CRT Biweekly Newsletter July 25, 2016

  • Attorney General Loretta E. Lynch released the following statement last week after the Fifth Circuit Court of Appeals ruled against Texas’s voter ID law: “I am pleased with today’s decision by the full U.S. Court of Appeals for the Fifth Circuit holding that Texas’s 2011 photographic voter identification law violates Section 2 of the Voting Rights Act.  This decision affirms our position that Texas’s highly restrictive voter ID law abridges the right to vote on account of race or color, and orders appropriate relief before yet another election passes.”
  • The Justice Department issued its final report from “Combating Religious Discrimination Today,” the interagency community engagement initiative launched earlier this year to promote religious freedom, challenge religious discrimination and enhance enforcement of religion-based hate crimes.  The White House published a blog post discussing this report as well as a number of efforts Federal agencies are taking to address and combat religious discrimination.  Head of the Civil Rights Division Vanita Gupta also published a blog post about the report.  In addition, the Justice Department published a report that provides an update on its Religious Land Use and Institutionalized Persons Act (RLUIPA) enforcement.

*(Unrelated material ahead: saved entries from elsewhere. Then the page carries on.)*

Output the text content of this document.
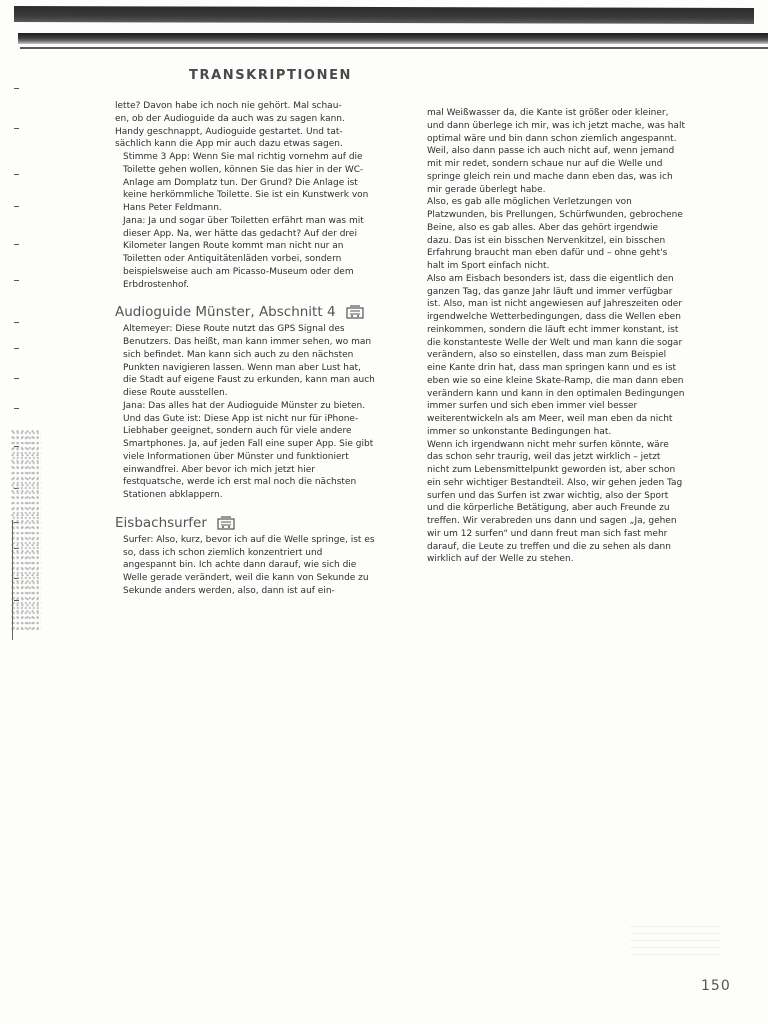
TRANSKRIPTIONEN

lette? Davon habe ich noch nie gehört. Mal schau-

en, ob der Audioguide da auch was zu sagen kann.

Handy geschnappt, Audioguide gestartet. Und tat-

sächlich kann die App mir auch dazu etwas sagen.

Stimme 3 App: Wenn Sie mal richtig vornehm auf die Toilette gehen wollen, können Sie das hier in der WC-Anlage am Domplatz tun. Der Grund? Die Anlage ist keine herkömmliche Toilette. Sie ist ein Kunstwerk von Hans Peter Feldmann.

Jana: Ja und sogar über Toiletten erfährt man was mit dieser App. Na, wer hätte das gedacht? Auf der drei Kilometer langen Route kommt man nicht nur an Toiletten oder Antiquitätenläden vorbei, sondern beispielsweise auch am Picasso-Museum oder dem Erbdrostenhof.

Audioguide Münster, Abschnitt 4

Altemeyer: Diese Route nutzt das GPS Signal des Benutzers. Das heißt, man kann immer sehen, wo man sich befindet. Man kann sich auch zu den nächsten Punkten navigieren lassen. Wenn man aber Lust hat, die Stadt auf eigene Faust zu erkunden, kann man auch diese Route ausstellen.

Jana: Das alles hat der Audioguide Münster zu bieten. Und das Gute ist: Diese App ist nicht nur für iPhone-Liebhaber geeignet, sondern auch für viele andere Smartphones. Ja, auf jeden Fall eine super App. Sie gibt viele Informationen über Münster und funktioniert einwandfrei. Aber bevor ich mich jetzt hier festquatsche, werde ich erst mal noch die nächsten Stationen abklappern.

Eisbachsurfer

Surfer: Also, kurz, bevor ich auf die Welle springe, ist es so, dass ich schon ziemlich konzentriert und angespannt bin. Ich achte dann darauf, wie sich die Welle gerade verändert, weil die kann von Sekunde zu Sekunde anders werden, also, dann ist auf ein-

mal Weißwasser da, die Kante ist größer oder kleiner, und dann überlege ich mir, was ich jetzt mache, was halt optimal wäre und bin dann schon ziemlich angespannt. Weil, also dann passe ich auch nicht auf, wenn jemand mit mir redet, sondern schaue nur auf die Welle und springe gleich rein und mache dann eben das, was ich mir gerade überlegt habe.

Also, es gab alle möglichen Verletzungen von Platzwunden, bis Prellungen, Schürfwunden, gebrochene Beine, also es gab alles. Aber das gehört irgendwie dazu. Das ist ein bisschen Nervenkitzel, ein bisschen Erfahrung braucht man eben dafür und – ohne geht's halt im Sport einfach nicht.

Also am Eisbach besonders ist, dass die eigentlich den ganzen Tag, das ganze Jahr läuft und immer verfügbar ist. Also, man ist nicht angewiesen auf Jahreszeiten oder irgendwelche Wetterbedingungen, dass die Wellen eben reinkommen, sondern die läuft echt immer konstant, ist die konstanteste Welle der Welt und man kann die sogar verändern, also so einstellen, dass man zum Beispiel eine Kante drin hat, dass man springen kann und es ist eben wie so eine kleine Skate-Ramp, die man dann eben verändern kann und kann in den optimalen Bedingungen immer surfen und sich eben immer viel besser weiterentwickeln als am Meer, weil man eben da nicht immer so unkonstante Bedingungen hat.

Wenn ich irgendwann nicht mehr surfen könnte, wäre das schon sehr traurig, weil das jetzt wirklich – jetzt nicht zum Lebensmittelpunkt geworden ist, aber schon ein sehr wichtiger Bestandteil. Also, wir gehen jeden Tag surfen und das Surfen ist zwar wichtig, also der Sport und die körperliche Betätigung, aber auch Freunde zu treffen. Wir verabreden uns dann und sagen „Ja, gehen wir um 12 surfen" und dann freut man sich fast mehr darauf, die Leute zu treffen und die zu sehen als dann wirklich auf der Welle zu stehen.

150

  • A former deputy with the Bullitt County, Kentucky, Sheriff’s Office was convicted last week by a federal jury of two counts of willfully depriving a Bullitt County resident of his constitutional rights under color of law.
  • The Justice Department announced that it has filed a lawsuit against Bensalem Township, Pennsylvania, alleging that the township violated RLUIPA when it denied zoning approval to allow the Bensalem Masjid to build a mosque on three adjoining parcels of land in the township.

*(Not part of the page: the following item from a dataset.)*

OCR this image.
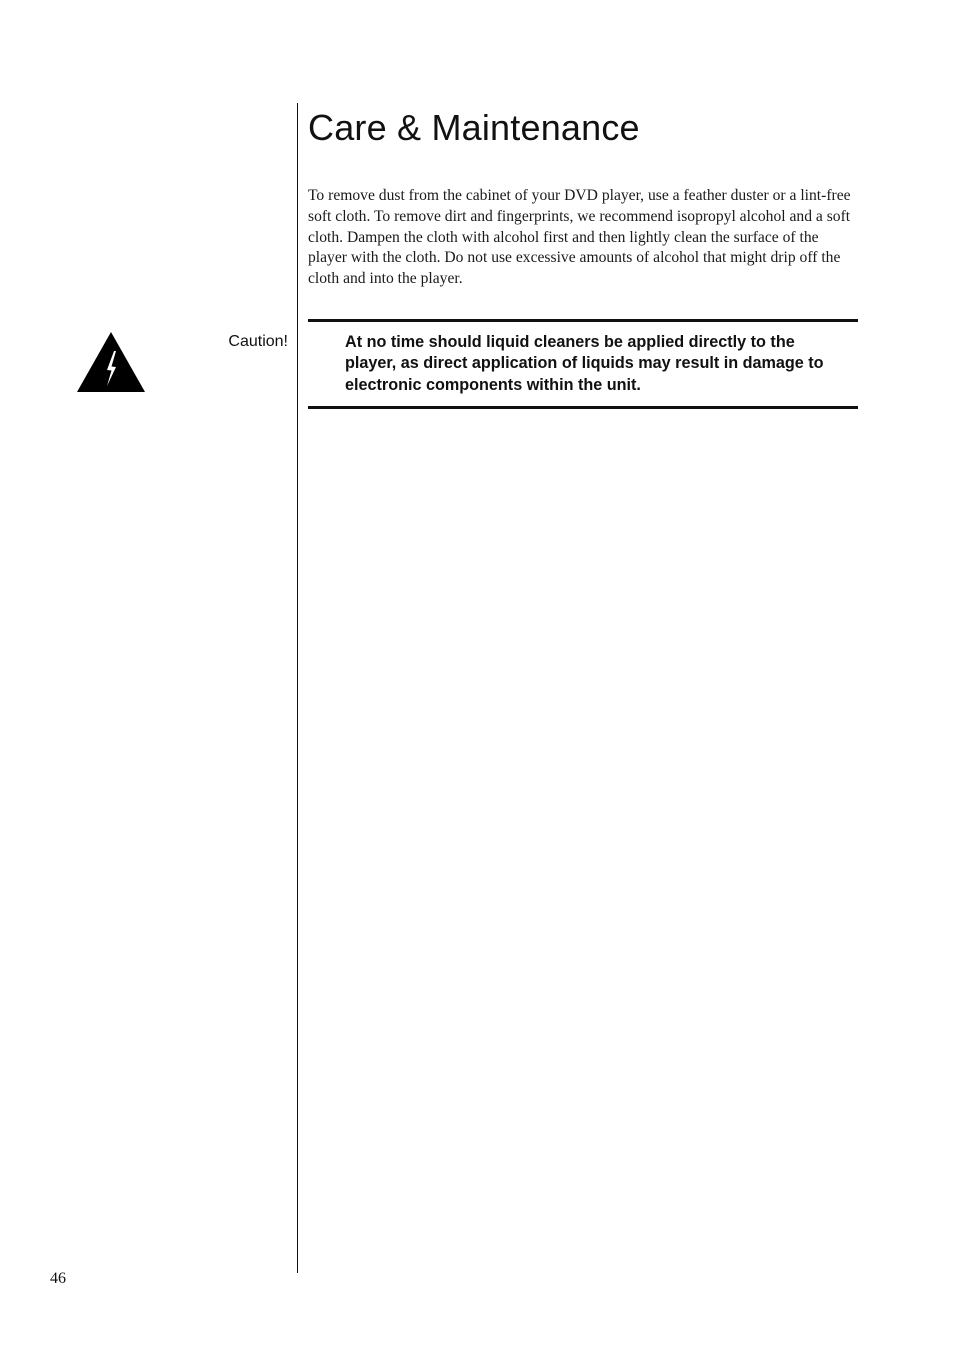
Care & Maintenance

To remove dust from the cabinet of your DVD player, use a feather duster or a lint-free soft cloth. To remove dirt and fingerprints, we recommend isopropyl alcohol and a soft cloth. Dampen the cloth with alcohol first and then lightly clean the surface of the player with the cloth. Do not use excessive amounts of alcohol that might drip off the cloth and into the player.

Caution!	At no time should liquid cleaners be applied directly to the player, as direct application of liquids may result in damage to electronic components within the unit.

46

  • Vanita Gupta delivered keynote remarks at the 107th NAACP National Convention and said: “Let’s honor the lives we lost this month – the lives of civilians and officers alike: in Baton Rouge, in Falcon Heights and in Dallas – by pledging that long after the hashtags stop trending on Twitter, long after the cameras leave, we will stand firmly together to end the violence, to advance justice and to ensure equality.”
  • Attorney General Lynch delivered remarks at the League of United Latin American Citizens National Convention and explained the impact of the Supreme Court’s decision in Shelby County v. Holder on the Justice Department’s election monitoring efforts: “Unfortunately, our use of observers is largely tied to the preclearance coverage formula that the Supreme Court found to be unconstitutional in Shelby County and so our ability to deploy them has been severely curtailed.  Rest assured, we will continue to monitor elections to the extent that we can, but because of Shelby County, we will be sending out fewer people with fewer capabilities this November.”  The Justice Department also published a fact sheet explaining the impact of Shelby County on these efforts.
  • A Wisconsin man was convicted by a federal jury of three counts of sex trafficking by force, threats of force or coercion; one count of conspiracy to engage in interstate transportation for prostitution; one count of interstate transportation for prostitution; one count of maintaining a property for drug trafficking; one count of using a firearm in furtherance of drug trafficking and one count of witness retaliation.  The defendant sold heroin and used violence, threats and coercion to compel three young heroin-addicted women to prostitute for his profit in Wisconsin and Minnesota.
  • A federal jury convicted the Chief of Police of Stevenson, Alabama, Daniel Winters, 56, of two counts of deprivation of civil rights under color of law: one count for beating an arrestee, identified as D.F., and one count for failing to protect the victim from harm. 
  • The Justice Department reached an agreement with the Omaha Performing Arts Society (OPAS) resolving an Americans with Disabilities Act (ADA) complaint against the Orpheum Theater in Omaha, Nebraska.  The department alleged that OPAS failed to ensure that, to the maximum extent feasible, the theater provided access to individuals with disabilities as required after the theater underwent a renovation.
  • Christopher Williams, 31, and Laquentin Brown, 34, both of Memphis, Tennessee, were sentenced to 180 months and 99 months in prison, respectively, for their roles in a sex trafficking scheme that operated out of the Riviera Motel in New Orleans. 
  • Seven Los Angeles men were charged in a 10-count indictment with participating in the 2014 firebombing of residences of African Americans living in the Boyle Heights section of Los Angeles.  The defendants were also charged for their roles in a racketeering enterprise that used violence and intimidation to control the perceived territory of the Big Hazard street gang.